Installation And Getting Started

Overview

Depending on your experience level, you may be installing a bunch of tools, learning a new computation environment and/or getting acquainted with a new model. Our experience is that folks who take all of that on together tend to struggle. Here are ways you can break it:

  • This page lists the main items you will need to install or acquire.

  • Don’t mix learning the model and learning Linux if you are still familiarizing. Download the model and try the first couple tutorials on Hello SCHISM a simplified grid using Windows if that is your platform of preference. See the Learning Resources for Bay-Delta SCHISM.

  • Be aware of the learning resources page which is the hub for documentation for the project.

  • In particular, there is a Bay-Delta SCHISM User Guide. It contains details on how we set up the Bay-Delta SCHISM application, and the table of contents is a good reminder even for experienced users.

  • Explore the Python tools listed below. We will happily answer questions about what tools are available to avoid constant reinvention of the same functionality.

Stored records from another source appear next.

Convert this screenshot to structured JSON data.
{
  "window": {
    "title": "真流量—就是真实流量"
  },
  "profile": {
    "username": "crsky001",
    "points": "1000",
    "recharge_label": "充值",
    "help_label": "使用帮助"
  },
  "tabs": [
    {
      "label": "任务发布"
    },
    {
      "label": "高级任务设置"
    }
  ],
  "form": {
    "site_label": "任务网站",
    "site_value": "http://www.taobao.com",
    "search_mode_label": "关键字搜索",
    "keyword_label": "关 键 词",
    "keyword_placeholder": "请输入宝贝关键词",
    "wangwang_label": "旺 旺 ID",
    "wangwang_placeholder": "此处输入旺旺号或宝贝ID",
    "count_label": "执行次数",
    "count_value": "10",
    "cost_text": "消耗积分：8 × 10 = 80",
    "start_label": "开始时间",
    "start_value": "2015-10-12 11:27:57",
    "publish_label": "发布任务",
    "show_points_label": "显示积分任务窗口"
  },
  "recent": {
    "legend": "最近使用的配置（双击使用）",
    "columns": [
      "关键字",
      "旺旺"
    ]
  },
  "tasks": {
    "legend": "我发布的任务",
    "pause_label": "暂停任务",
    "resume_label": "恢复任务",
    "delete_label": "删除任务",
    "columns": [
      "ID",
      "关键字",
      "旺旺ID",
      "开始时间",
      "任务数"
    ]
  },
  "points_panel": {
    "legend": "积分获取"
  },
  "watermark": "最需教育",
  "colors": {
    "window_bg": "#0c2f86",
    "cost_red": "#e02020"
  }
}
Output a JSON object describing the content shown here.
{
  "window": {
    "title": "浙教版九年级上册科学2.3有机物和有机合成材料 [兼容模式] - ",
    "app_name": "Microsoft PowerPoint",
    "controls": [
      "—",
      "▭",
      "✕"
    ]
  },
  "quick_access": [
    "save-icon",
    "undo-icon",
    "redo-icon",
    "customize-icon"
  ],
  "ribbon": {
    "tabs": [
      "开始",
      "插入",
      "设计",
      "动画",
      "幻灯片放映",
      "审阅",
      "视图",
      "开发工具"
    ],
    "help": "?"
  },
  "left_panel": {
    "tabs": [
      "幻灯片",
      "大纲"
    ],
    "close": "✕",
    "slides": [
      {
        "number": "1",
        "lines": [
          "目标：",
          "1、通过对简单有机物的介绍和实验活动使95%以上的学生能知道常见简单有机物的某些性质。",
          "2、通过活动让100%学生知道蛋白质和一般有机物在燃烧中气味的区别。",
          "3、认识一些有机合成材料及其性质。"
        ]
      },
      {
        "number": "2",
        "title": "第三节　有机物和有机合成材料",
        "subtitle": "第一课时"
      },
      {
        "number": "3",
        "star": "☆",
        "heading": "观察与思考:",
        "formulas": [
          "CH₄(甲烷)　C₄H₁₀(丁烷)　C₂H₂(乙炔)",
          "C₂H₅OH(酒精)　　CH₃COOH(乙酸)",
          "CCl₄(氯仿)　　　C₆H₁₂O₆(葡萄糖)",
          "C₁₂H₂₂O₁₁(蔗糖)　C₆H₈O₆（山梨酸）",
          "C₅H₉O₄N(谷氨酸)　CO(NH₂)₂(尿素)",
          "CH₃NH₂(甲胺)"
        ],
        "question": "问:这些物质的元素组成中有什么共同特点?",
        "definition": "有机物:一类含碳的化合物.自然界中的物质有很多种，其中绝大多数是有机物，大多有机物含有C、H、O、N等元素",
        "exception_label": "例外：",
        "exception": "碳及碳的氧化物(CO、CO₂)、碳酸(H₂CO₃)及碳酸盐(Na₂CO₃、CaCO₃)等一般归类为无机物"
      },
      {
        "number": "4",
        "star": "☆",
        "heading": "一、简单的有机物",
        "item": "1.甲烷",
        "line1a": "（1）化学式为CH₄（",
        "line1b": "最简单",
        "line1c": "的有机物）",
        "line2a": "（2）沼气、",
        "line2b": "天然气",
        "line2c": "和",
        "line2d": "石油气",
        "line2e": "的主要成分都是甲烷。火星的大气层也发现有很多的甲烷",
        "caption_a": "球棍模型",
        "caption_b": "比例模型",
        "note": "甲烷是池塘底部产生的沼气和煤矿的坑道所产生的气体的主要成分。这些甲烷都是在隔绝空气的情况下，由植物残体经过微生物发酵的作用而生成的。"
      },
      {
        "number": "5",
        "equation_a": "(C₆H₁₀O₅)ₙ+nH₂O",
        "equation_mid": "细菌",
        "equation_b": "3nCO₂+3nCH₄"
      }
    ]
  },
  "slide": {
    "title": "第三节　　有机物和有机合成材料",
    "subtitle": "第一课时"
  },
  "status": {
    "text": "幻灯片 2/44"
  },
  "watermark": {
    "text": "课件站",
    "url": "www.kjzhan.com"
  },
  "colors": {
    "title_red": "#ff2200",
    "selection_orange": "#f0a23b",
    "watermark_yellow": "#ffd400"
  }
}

  • If you have just set up the model in a new computing environment, benchmark it on a working example. Download the code and the ready-to-run Complete Sample Inputs and use them to configure and test your target high performance computing (HPC) environment.

SCHISM Code or Binaries

Downloading

How you will obtain the model code depends on the operating system. If you are working on Windows (which is mostly useful for instruction or reduced size problems), compatible Windows binaries are available. This will underperform compared to a Linux cluster. For that, clone the SCHISM source code from the schism-dev GitHub repository and compile it for your high performance system. Manuals and build instructions are available on the SCHISM Web Site

Compile Settings

We compile for Linux using CMake using the SCHISM instructions for cmake

The bulk of the work is making sure you have a compiler and links to the required libraries.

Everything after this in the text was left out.